Barricades & Brickwalls is the second studio album by Australian country music singer Kasey Chambers released in Australia on 3 September 2001 by Essence Records and on 12 February 2002 on Warner Bros. Records in the US. The album was mainly written by Chambers with help from Worm Werchon and her father Bill Chambers. Barricades & Brickwalls debuted in the top ten on the Australian ARIA Albums Chart, and sales were considerably higher than those of Chambers’ first album, The Captain (1999). Its singles were successful in most music markets, "Not Pretty Enough", the most successful song from the album gave Chambers her first number-one single in Australia and reached number 4 in New Zealand. Other singles includes "Runaway Train", "On a Bad Day", "Million Tears" and "If I Were You". The commercial success of the album led the album to eight nominations at the ARIA Awards.

The song "Not Pretty Enough" reached number-one on the Australian ARIA Singles Chart, going double platinum, and Chambers became the first musical act in Australian history to have an album and single sit at the top of the charts at the same time.
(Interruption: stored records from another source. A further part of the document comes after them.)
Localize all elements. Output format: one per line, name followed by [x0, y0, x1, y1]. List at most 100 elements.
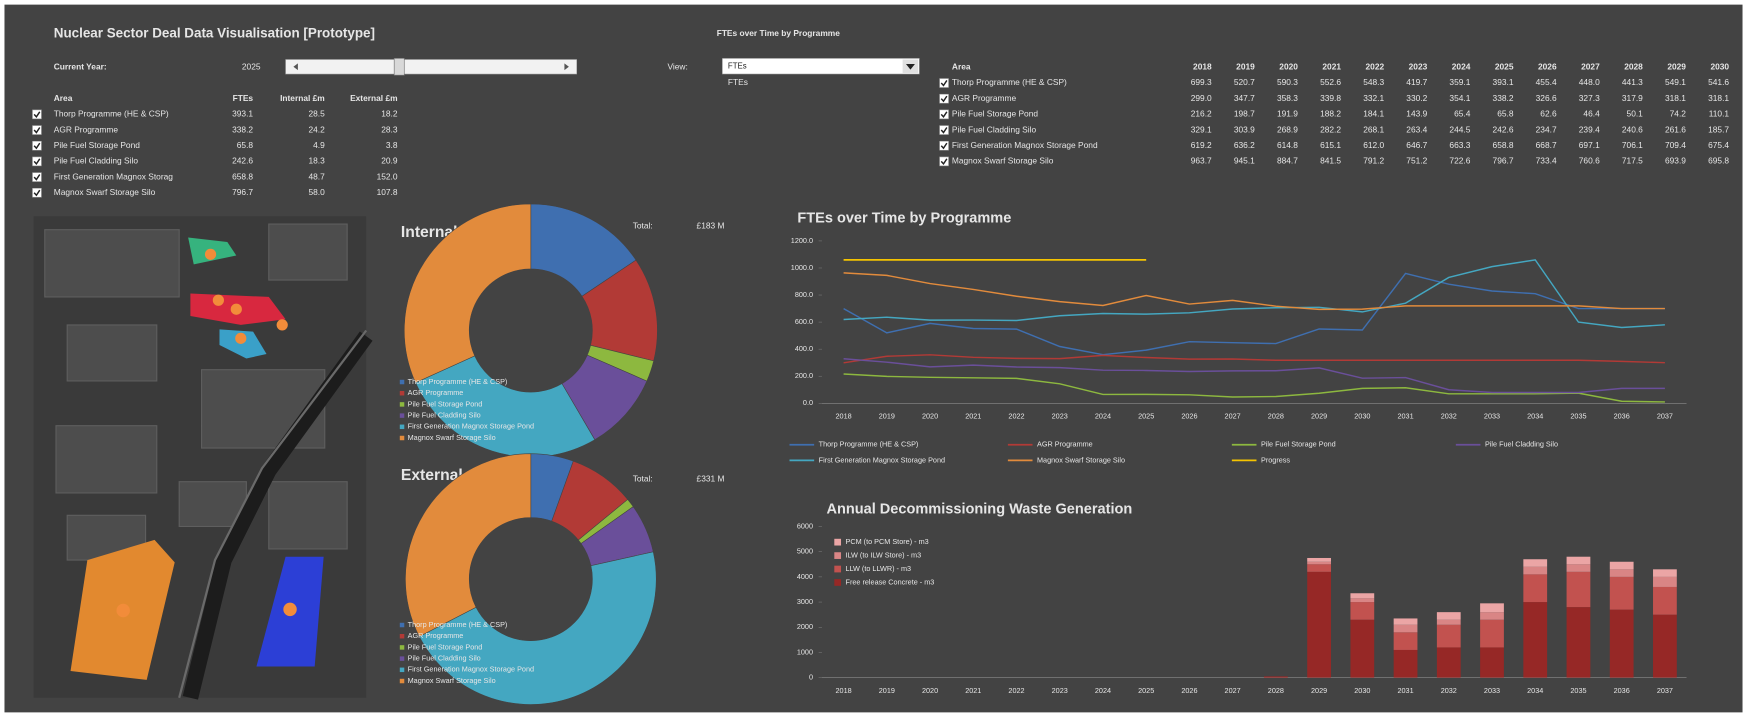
table-cell: 65.4: [1454, 109, 1471, 119]
checkbox[interactable]: [940, 79, 949, 88]
year-slider[interactable]: [286, 59, 577, 74]
checkbox[interactable]: [32, 173, 41, 182]
table-cell: 520.7: [1234, 77, 1255, 87]
view-dropdown[interactable]: [722, 58, 919, 74]
legend-swatch: [400, 413, 404, 417]
checkbox[interactable]: [940, 94, 949, 103]
table-cell: 796.7: [1493, 156, 1514, 166]
table-cell: 332.1: [1363, 93, 1384, 103]
page-title: Nuclear Sector Deal Data Visualisation […: [54, 25, 375, 40]
bar-segment: [1567, 557, 1591, 565]
table-header: 2024: [1452, 62, 1471, 72]
bar-segment: [1394, 618, 1418, 624]
table-cell: 695.8: [1708, 156, 1729, 166]
x-tick-label: 2030: [1354, 412, 1370, 421]
bar-segment: [1610, 569, 1634, 577]
legend-label: AGR Programme: [1037, 440, 1093, 449]
table-cell: 242.6: [1493, 124, 1514, 134]
bar-segment: [1610, 610, 1634, 678]
table-cell: 46.4: [1583, 109, 1600, 119]
row-label: Pile Fuel Storage Pond: [952, 109, 1038, 119]
table-cell: 261.6: [1665, 124, 1686, 134]
site-map: [34, 216, 367, 698]
x-tick-label: 2020: [922, 412, 938, 421]
bar-segment: [1350, 593, 1374, 598]
legend-label: PCM (to PCM Store) - m3: [846, 537, 929, 546]
table-header: FTEs: [233, 93, 254, 103]
checkbox[interactable]: [940, 110, 949, 119]
legend-label: Thorp Programme (HE & CSP): [408, 377, 508, 386]
bar-segment: [1350, 602, 1374, 620]
table-cell: 330.2: [1406, 93, 1427, 103]
slider-thumb[interactable]: [394, 58, 404, 75]
x-tick-label: 2020: [922, 686, 938, 695]
bar-segment: [1567, 572, 1591, 607]
table-cell: 796.7: [232, 187, 253, 197]
legend-swatch: [400, 436, 404, 440]
total-value: £183 M: [697, 221, 725, 231]
x-tick-label: 2018: [836, 412, 852, 421]
y-tick-label: 0: [809, 673, 813, 682]
table-cell: 393.1: [1493, 77, 1514, 87]
x-tick-label: 2022: [1008, 686, 1024, 695]
table-cell: 329.1: [1191, 124, 1212, 134]
x-tick-label: 2035: [1570, 412, 1586, 421]
legend-swatch: [400, 645, 404, 649]
x-tick-label: 2037: [1657, 412, 1673, 421]
x-tick-label: 2021: [965, 412, 981, 421]
legend-label: Thorp Programme (HE & CSP): [819, 440, 919, 449]
checkbox[interactable]: [32, 188, 41, 197]
table-cell: 675.4: [1708, 140, 1729, 150]
x-tick-label: 2023: [1052, 686, 1068, 695]
x-tick-label: 2018: [836, 686, 852, 695]
x-tick-label: 2034: [1527, 412, 1543, 421]
row-label: First Generation Magnox Storage Pond: [952, 140, 1098, 150]
bar-segment: [1567, 564, 1591, 572]
table-cell: 354.1: [1449, 93, 1470, 103]
legend-swatch: [400, 656, 404, 660]
checkbox[interactable]: [32, 110, 41, 119]
x-tick-label: 2019: [879, 412, 895, 421]
y-tick-label: 400.0: [795, 344, 813, 353]
table-cell: 317.9: [1622, 93, 1643, 103]
legend-swatch: [400, 679, 404, 683]
legend-label: First Generation Magnox Storage Pond: [819, 455, 945, 464]
x-tick-label: 2031: [1397, 686, 1413, 695]
table-cell: 299.0: [1191, 93, 1212, 103]
bar-segment: [1437, 647, 1461, 677]
table-cell: 327.3: [1579, 93, 1600, 103]
legend-label: Thorp Programme (HE & CSP): [408, 620, 508, 629]
legend-label: Pile Fuel Cladding Silo: [408, 411, 481, 420]
table-cell: 326.6: [1536, 93, 1557, 103]
x-tick-label: 2028: [1268, 686, 1284, 695]
table-cell: 548.3: [1363, 77, 1384, 87]
checkbox[interactable]: [940, 126, 949, 135]
checkbox[interactable]: [940, 141, 949, 150]
y-tick-label: 4000: [797, 572, 813, 581]
table-cell: 552.6: [1320, 77, 1341, 87]
bar-segment: [1610, 577, 1634, 610]
table-cell: 338.2: [1493, 93, 1514, 103]
table-cell: 549.1: [1665, 77, 1686, 87]
checkbox[interactable]: [32, 141, 41, 150]
checkbox[interactable]: [32, 126, 41, 135]
table-cell: 50.1: [1627, 109, 1644, 119]
x-tick-label: 2034: [1527, 686, 1543, 695]
checkbox[interactable]: [940, 157, 949, 166]
table-cell: 697.1: [1579, 140, 1600, 150]
table-cell: 20.9: [381, 156, 398, 166]
legend-swatch: [834, 566, 841, 573]
table-cell: 590.3: [1277, 77, 1298, 87]
table-cell: 347.7: [1234, 93, 1255, 103]
bar-segment: [1437, 625, 1461, 648]
table-cell: 74.2: [1670, 109, 1687, 119]
bar-segment: [1307, 564, 1331, 572]
legend-label: AGR Programme: [408, 631, 464, 640]
table-cell: 760.6: [1579, 156, 1600, 166]
chart-title: FTEs over Time by Programme: [797, 210, 1011, 226]
checkbox[interactable]: [32, 157, 41, 166]
table-cell: 709.4: [1665, 140, 1686, 150]
row-label: Pile Fuel Storage Pond: [54, 140, 140, 150]
row-label: First Generation Magnox Storag: [54, 171, 174, 181]
table-cell: 646.7: [1406, 140, 1427, 150]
The singles "Million Tears" and "If I Were You" would later reach the top forty in Australia. The album did not reach quite the same audience in the United States, peaking just outside the top 100 of the Billboard 200. It did, however, reach the top of the Heatseekers chart as well as hitting the top 20 of the Top Country Albums. The track "Crossfire" features the Living End.
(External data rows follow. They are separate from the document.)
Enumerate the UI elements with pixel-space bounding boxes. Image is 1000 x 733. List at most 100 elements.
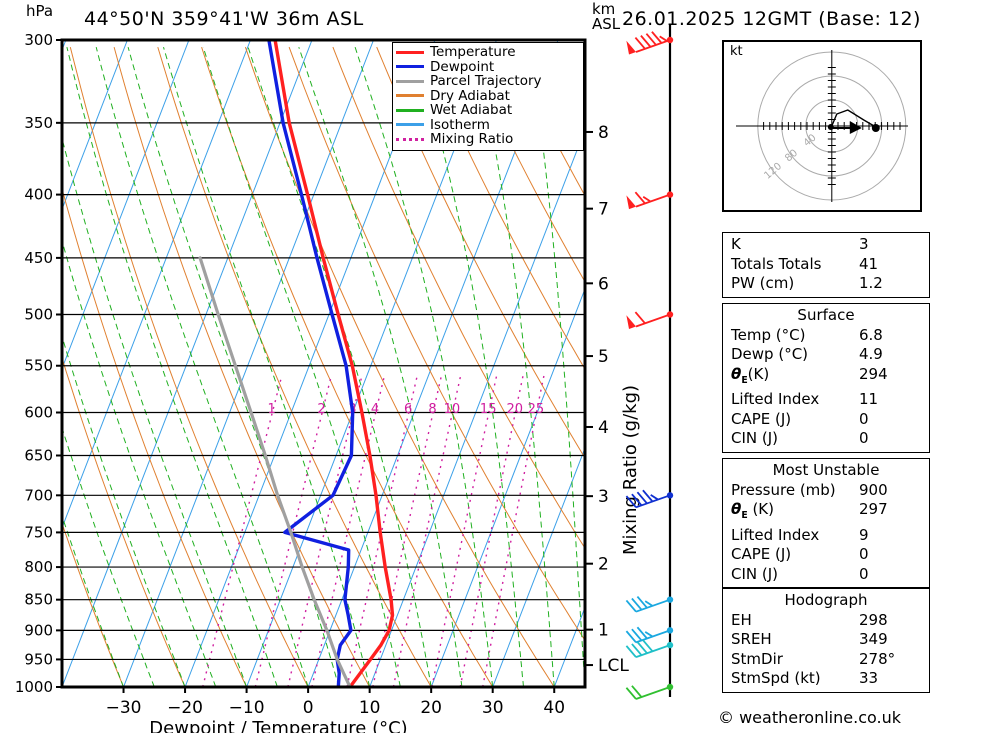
height-tick-label: 6 [598, 274, 609, 294]
mixing-ratio-value-label: 6 [404, 402, 412, 417]
mixing-ratio-value-label: 1 [268, 402, 276, 417]
stat-row-most-unstable: CIN (J) 0 [731, 565, 921, 585]
mixing-ratio-value-label: 4 [371, 402, 379, 417]
legend-label: Isotherm [430, 116, 490, 133]
legend-item-dewpoint: Dewpoint [396, 59, 580, 75]
pressure-tick-label: 450 [24, 249, 53, 267]
stat-row-basic: PW (cm) 1.2 [731, 274, 921, 294]
legend-swatch-dewpoint [396, 65, 424, 69]
stat-value: 349 [859, 630, 888, 648]
height-tick-label: 2 [598, 555, 609, 575]
stat-row-surface: Dewp (°C) 4.9 [731, 345, 921, 365]
mixing-ratio-value-label: 20 [507, 402, 524, 417]
stat-row-surface: CIN (J) 0 [731, 429, 921, 449]
pressure-tick-label: 950 [24, 650, 53, 668]
most-unstable-heading: Most Unstable [772, 461, 880, 479]
stat-key: CIN (J) [731, 564, 779, 583]
stat-row-basic: Totals Totals 41 [731, 255, 921, 275]
wind-barb [626, 311, 674, 329]
stat-row-most-unstable: Lifted Index 9 [731, 526, 921, 546]
wind-barb [625, 489, 674, 509]
legend-swatch-temperature [396, 50, 424, 54]
stat-value: 294 [859, 364, 888, 383]
most-unstable-panel: Most Unstable Pressure (mb) 900 θE (K) 297 Li… [722, 458, 930, 588]
stat-row-hodograph: StmDir 278° [731, 650, 921, 670]
height-unit-line2: ASL [592, 15, 621, 33]
mixing-ratio-value-label: 2 [317, 402, 325, 417]
temperature-tick-label: 30 [482, 698, 504, 718]
pressure-tick-label: 1000 [15, 678, 53, 696]
legend-swatch-isotherm [396, 123, 424, 127]
stat-value: 1.2 [859, 274, 883, 292]
temperature-tick-label: 20 [420, 698, 442, 718]
legend-item-temperature: Temperature [396, 44, 580, 61]
temperature-tick-label: −10 [229, 698, 265, 718]
legend-label: Wet Adiabat [430, 102, 513, 119]
stat-row-surface: θE(K) 294 [731, 365, 921, 391]
pressure-tick-label: 900 [24, 621, 53, 639]
legend-item-isotherm: Isotherm [396, 116, 580, 133]
hodograph-heading: Hodograph [784, 591, 868, 609]
legend-swatch-parcel-trajectory [396, 79, 424, 83]
stat-key: SREH [731, 630, 772, 648]
stat-key: Totals Totals [731, 254, 822, 273]
legend-swatch-wet-adiabat [396, 108, 424, 112]
profile-temperature [273, 40, 395, 687]
stat-key: CIN (J) [731, 429, 779, 447]
height-unit-label: km ASL [592, 2, 620, 32]
height-tick-label: 4 [598, 418, 609, 438]
hodograph-panel: 40 80 120 [722, 40, 922, 212]
pressure-tick-label: 600 [24, 403, 53, 421]
stat-value: 4.9 [859, 345, 883, 363]
stat-key: θE (K) [731, 500, 859, 526]
stat-row-surface: Lifted Index 11 [731, 390, 921, 410]
stat-key-text: (K) [747, 364, 770, 383]
temperature-tick-label: 40 [543, 698, 565, 718]
temperature-tick-label: 0 [303, 698, 314, 718]
stat-value: 33 [859, 669, 879, 687]
theta-e-symbol: θE [731, 500, 748, 521]
copyright-notice: © weatheronline.co.uk [718, 708, 901, 727]
stat-key: Pressure (mb) [731, 480, 836, 499]
stat-value: 0 [859, 564, 869, 583]
mixing-ratio-axis-label: Mixing Ratio (g/kg) [620, 385, 641, 555]
stat-key: StmDir [731, 649, 783, 668]
temperature-tick-label: −20 [167, 698, 203, 718]
surface-heading: Surface [797, 306, 855, 324]
legend-label: Parcel Trajectory [430, 73, 542, 90]
pressure-tick-label: 550 [24, 357, 53, 375]
wind-barb [625, 626, 674, 644]
legend: Temperature Dewpoint Parcel Trajectory Dry … [392, 42, 584, 151]
stat-key: Dewp (°C) [731, 345, 809, 363]
legend-label: Temperature [430, 44, 516, 61]
skewt-diagram: 1 2 3 4 6 8 10 15 20 2530035040045050055060065070… [15, 31, 641, 733]
profile-dewpoint [267, 40, 355, 687]
height-tick-label: 8 [598, 123, 609, 143]
hodograph-unit-label: kt [730, 44, 743, 59]
surface-panel: Surface Temp (°C) 6.8 Dewp (°C) 4.9 θE(K) 294 L… [722, 303, 930, 453]
legend-item-dry-adiabat: Dry Adiabat [396, 88, 580, 104]
mixing-ratio-value-label: 15 [480, 402, 497, 417]
stat-key: K [731, 235, 741, 253]
stat-value: 0 [859, 545, 869, 563]
height-tick-label: 5 [598, 347, 609, 367]
hodograph-ring-label: 120 [762, 161, 784, 182]
stat-row-most-unstable: Pressure (mb) 900 [731, 481, 921, 501]
pressure-tick-label: 750 [24, 523, 53, 541]
stat-value: 41 [859, 254, 879, 273]
hodograph-stats-panel: Hodograph EH 298 SREH 349 StmDir 278° StmSpd (k… [722, 588, 930, 693]
legend-item-wet-adiabat: Wet Adiabat [396, 102, 580, 119]
stat-value: 297 [859, 500, 888, 518]
stat-value: 900 [859, 480, 888, 499]
x-axis-label: Dewpoint / Temperature (°C) [149, 718, 407, 733]
stat-value: 0 [859, 409, 869, 428]
mixing-ratio-value-label: 10 [444, 402, 461, 417]
date-title: 26.01.2025 12GMT (Base: 12) [622, 8, 921, 30]
pressure-tick-label: 650 [24, 447, 53, 465]
mixing-ratio-value-label: 25 [528, 402, 545, 417]
basic-indices-panel: K 3 Totals Totals 41 PW (cm) 1.2 [722, 232, 930, 298]
stat-row-surface: Temp (°C) 6.8 [731, 326, 921, 346]
height-tick-label: 1 [598, 621, 609, 641]
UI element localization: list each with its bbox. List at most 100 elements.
The album would end up going platinum in 2002, becoming the highest selling album by an Australian artist in that year, along with the highest selling single. Chambers, because of the success of this album, won Best Country Album, Best Female Artist, and Album of the Year at the 2002 ARIA Awards. In October 2010, the album was listed in the top 40 in the book, 100 Best Australian Albums.

Professional ratings
Review scores
| Source | Rating |
| AllMusic | link |
| Encyclopedia of Popular Music | Star |
| Robert Christgau | A− |
| Rolling Stone | link |

== Track listing ==

Barricades & Brickwalls track listing
| No. | Title | Length |
|---|---|---|
| 1. | "Barricades & Brickwalls" (Kasey Chambers, Worm Werchon, Bill Chambers) | 3:13 |
| 2. | "Not Pretty Enough" | 3:20 |
| 3. | "On a Bad Day" (with Lucinda Williams) | 2:51 |
| 4. | "Runaway Train" (K. Chambers, Werchon) | 3:25 |
| 5. | "A Little Bit Lonesome" | 2:59 |
| 6. | "Nullarbor Song" | 4:27 |
| 7. | "Million Tears" | 5:02 |
| 8. | "Still Feeling Blue" (Gram Parsons) | 2:44 |
| 9. | "This Mountain" | 4:54 |
| 10. | "Crossfire" | 2:16 |
| 11. | "Falling into You" | 3:45 |
| 12. | "If I Were You" | 4:10 |
| 13. | "I Still Pray (featuring Paul Kelly and Uncle Bill)" (hidden song "Ignorance" at end) | 11:10 |
| Total length: |  | 54:16 |

==Charts==
===Weekly charts===

Weekly chart performance for Barricades & Brickwalls
| Chart (2001–2004) | Peak position |
|---|---|
| Australian Albums (ARIA) | 1 |
| UK Country Albums (OCC) | 3 |
| US Billboard 200 | 104 |
| US Top Country Albums (Billboard) | 12 |

===Year-end charts===

Year-end chart performance for Barricades & Brickwalls
| Chart (2001) | Position |
|---|---|
| Australian Albums (ARIA) | 52 |
| Australian Country Albums (ARIA) | 3 |
| Chart (2002) | Position |
| Australian Albums (ARIA) | 3 |
| Australian Country Albums (ARIA) | 1 |
| Chart (2003) | Position |
| Australian Albums (ARIA) | 39 |
| Australian Country Albums (ARIA) | 3 |
| Chart (2004) | Position |
| Australian Country Albums (ARIA) | 14 |
| Chart (2005) | Position |
| Australian Country Albums (ARIA) | 17 |

===Decade-end chart===

Decade-end chart performance for Barricades & Brickwalls
| Chart (2000–2009) | Position |
|---|---|
| Australian Albums (ARIA) | 26 |

==Certifications==

Certifications for Barricades & Brickwalls
| Region | Certification | Certified units/sales |
| Australia (ARIA) | 7× Platinum | 490,000^{^} |
^{^} Shipments figures based on certification alone.